What looks increasingly likely is that well directed investment in the right smaller companies can be a hugely profitable exercise. This can either be done through one of the top-performing unit trusts investing in this sector, such as IC Top 100 Funds constituents such as Standard Life UK Smaller Companies, Henderson Smaller Companies or the Marlborough Micro Cap Fund or one of a number of top-performing investment trusts including the Acorn Income Fund (AIF). Some brokers, such as Charles Stanley, also offer an inheritance tax portfolio service which is based on investments in Aim stocks; its model portfolio returned 36.5 per cent in the 12 months to the end of September.
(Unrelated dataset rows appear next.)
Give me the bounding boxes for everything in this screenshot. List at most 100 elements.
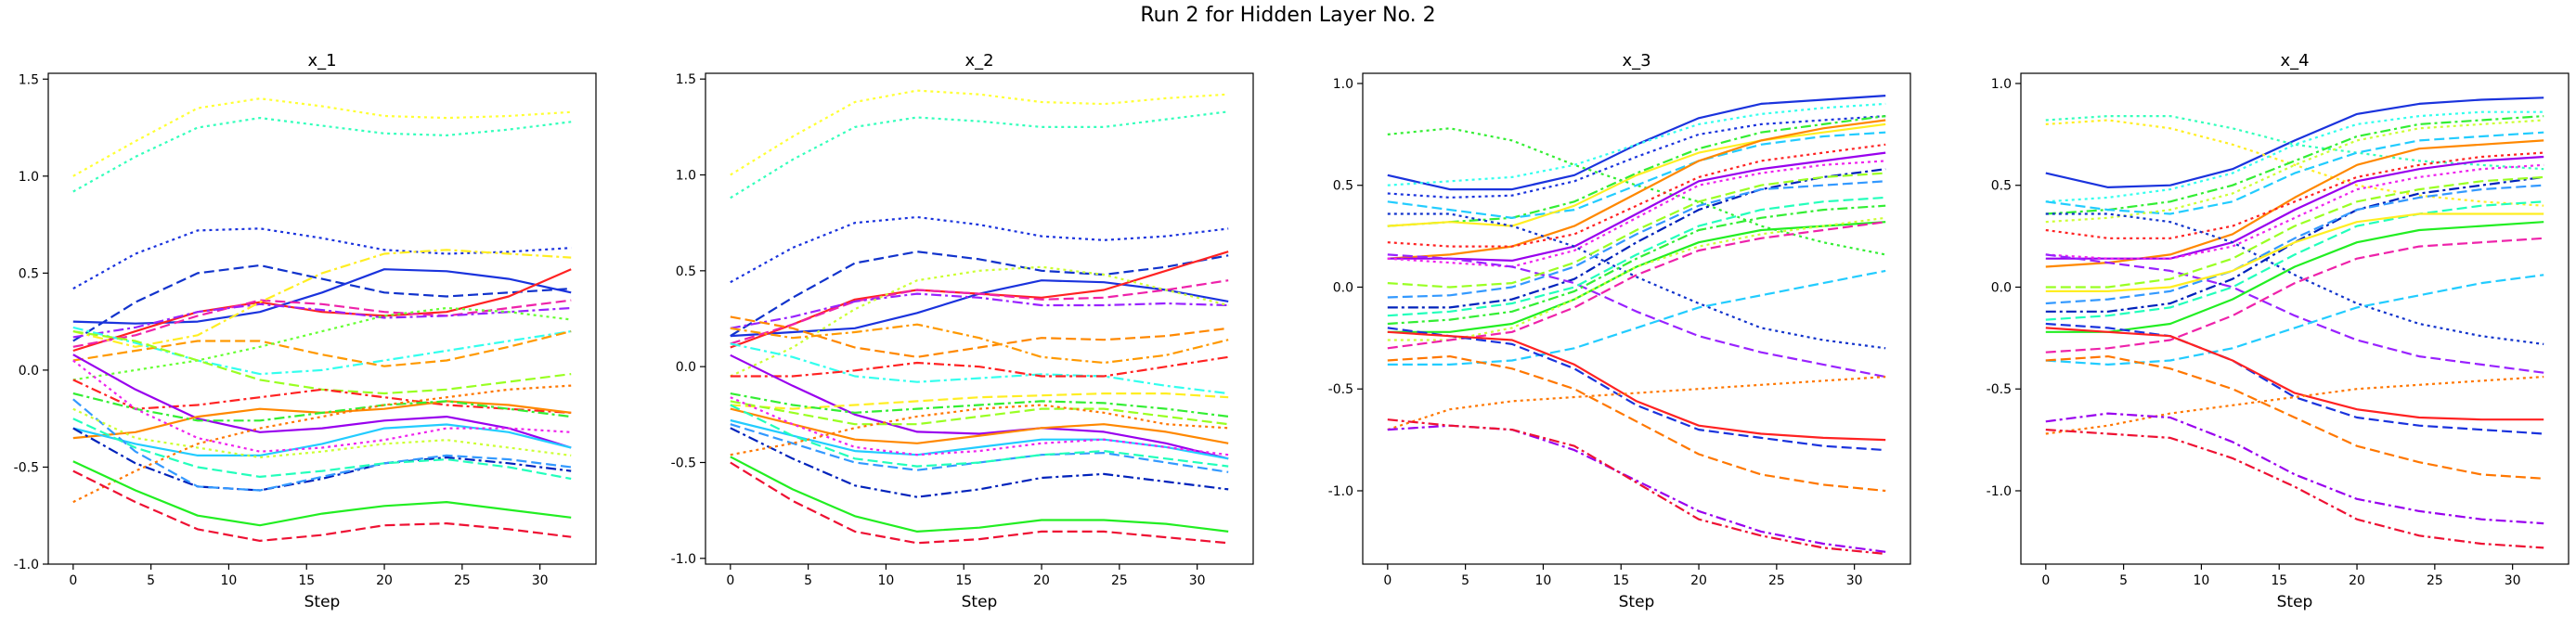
series-line-22: [72, 407, 572, 459]
x-tick-label: 25: [2427, 573, 2443, 588]
x-tick-label: 30: [1189, 573, 1206, 588]
subplot-x-4: 0 5 10 15 20 25 30 -1.0 -0.5 0.0 0.5 1.0 x_4 Step: [1987, 51, 2570, 611]
x-tick-label: 15: [1612, 573, 1629, 588]
x-tick-label: 10: [878, 573, 895, 588]
series-line-14: [1387, 253, 1886, 379]
series-line-5: [730, 279, 1229, 338]
series-line-17: [730, 400, 1229, 426]
y-tick-label: -0.5: [14, 460, 39, 475]
series-line-25: [72, 460, 572, 527]
subplot-title: x_3: [1622, 51, 1650, 71]
series-line-27: [1387, 424, 1886, 553]
x-tick-label: 15: [298, 573, 315, 588]
series-line-1: [2045, 96, 2544, 188]
series-line-20: [2045, 237, 2544, 353]
series-group: [2045, 96, 2544, 549]
series-line-16: [1387, 196, 1886, 317]
series-line-25: [2045, 376, 2544, 435]
series-line-13: [1387, 212, 1886, 350]
series-line-5: [72, 268, 572, 325]
axes-frame: [2020, 72, 2570, 565]
series-line-18: [1387, 204, 1886, 326]
series-line-11: [2045, 151, 2544, 239]
series-line-12: [72, 306, 572, 381]
y-tick-label: 0.5: [1333, 179, 1353, 194]
series-line-24: [1387, 330, 1886, 442]
series-line-9: [72, 249, 572, 348]
series-line-15: [1387, 172, 1886, 289]
series-line-19: [72, 427, 572, 492]
series-line-12: [730, 342, 1229, 395]
series-line-17: [72, 423, 572, 456]
subplot-title: x_2: [964, 51, 993, 71]
series-line-26: [1387, 376, 1886, 431]
series-line-9: [1387, 151, 1886, 262]
series-line-4: [72, 264, 572, 342]
y-tick-label: 1.5: [676, 72, 696, 87]
y-tick-label: -1.0: [1328, 484, 1353, 499]
series-line-24: [72, 384, 572, 504]
axes-frame: [1362, 72, 1911, 565]
series-line-10: [730, 315, 1229, 358]
series-line-22: [730, 404, 1229, 468]
subplot-title: x_1: [307, 51, 336, 71]
y-tick-label: 0.5: [19, 266, 39, 281]
series-line-12: [2045, 212, 2544, 345]
x-tick-label: 20: [1033, 573, 1050, 588]
y-tick-label: 0.0: [676, 360, 696, 375]
series-line-11: [730, 323, 1229, 365]
series-line-13: [2045, 253, 2544, 374]
series-line-6: [2045, 131, 2544, 215]
series-line-21: [72, 359, 572, 453]
series-line-21: [2045, 274, 2544, 366]
series-line-23: [72, 418, 572, 481]
series-group: [72, 97, 572, 543]
y-tick-label: -0.5: [1328, 382, 1353, 397]
x-tick-label: 0: [69, 573, 77, 588]
y-tick-label: 1.0: [1333, 77, 1353, 92]
x-tick-label: 30: [2505, 573, 2521, 588]
series-line-18: [72, 392, 572, 422]
y-tick-label: 1.0: [676, 169, 696, 184]
series-line-23: [2045, 327, 2544, 421]
series-line-5: [1387, 115, 1886, 227]
y-tick-label: 0.0: [1991, 280, 2012, 295]
x-tick-label: 5: [1461, 573, 1469, 588]
x-tick-label: 5: [147, 573, 155, 588]
series-line-7: [72, 299, 572, 348]
series-line-7: [1387, 122, 1886, 227]
y-tick-label: 0.5: [676, 264, 696, 279]
y-tick-label: 0.0: [19, 364, 39, 379]
y-tick-label: -0.5: [1987, 382, 2012, 397]
series-line-2: [730, 110, 1229, 199]
y-tick-label: -1.0: [1987, 484, 2012, 499]
x-tick-label: 25: [1111, 573, 1128, 588]
axes-frame: [47, 72, 597, 565]
y-tick-label: 1.5: [19, 72, 39, 87]
series-line-23: [1387, 327, 1886, 452]
y-tick-label: 0.0: [1333, 280, 1353, 295]
series-line-25: [1387, 355, 1886, 493]
series-line-27: [2045, 429, 2544, 549]
series-line-1: [730, 89, 1229, 176]
series-line-11: [1387, 168, 1886, 309]
series-line-18: [2045, 221, 2544, 333]
subplot-x-2: 0 5 10 15 20 25 30 -1.0 -0.5 0.0 0.5 1.0 1.5 x_2 Step: [671, 51, 1254, 611]
x-tick-label: 30: [1846, 573, 1863, 588]
series-line-6: [1387, 131, 1886, 219]
x-tick-label: 0: [1383, 573, 1392, 588]
series-line-5: [2045, 115, 2544, 215]
series-line-14: [2045, 175, 2544, 313]
series-line-26: [2045, 412, 2544, 525]
series-line-26: [730, 461, 1229, 545]
y-tick-label: -1.0: [671, 552, 696, 567]
y-tick-label: 0.5: [1991, 179, 2012, 194]
x-axis-label: Step: [962, 593, 998, 611]
series-line-13: [72, 330, 572, 395]
series-line-10: [72, 326, 572, 376]
series-line-3: [1387, 102, 1886, 186]
series-line-7: [2045, 119, 2544, 224]
axes-frame: [705, 72, 1254, 565]
series-line-8: [730, 292, 1229, 329]
x-tick-label: 5: [804, 573, 812, 588]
The smaller companies markets have been a happy hunting ground over the past 12 months and look set fair for further decent performance in the early part of 2014 as long as the UK economic recovery remains on track. There are an increasingly large number of quality smaller companies on decent ratings which, having battened down the hatches during the tough post-financial crisis years, are now set to take advantage of the economic recovery which should lead to accelerating earnings and, increasingly, growing dividends, too.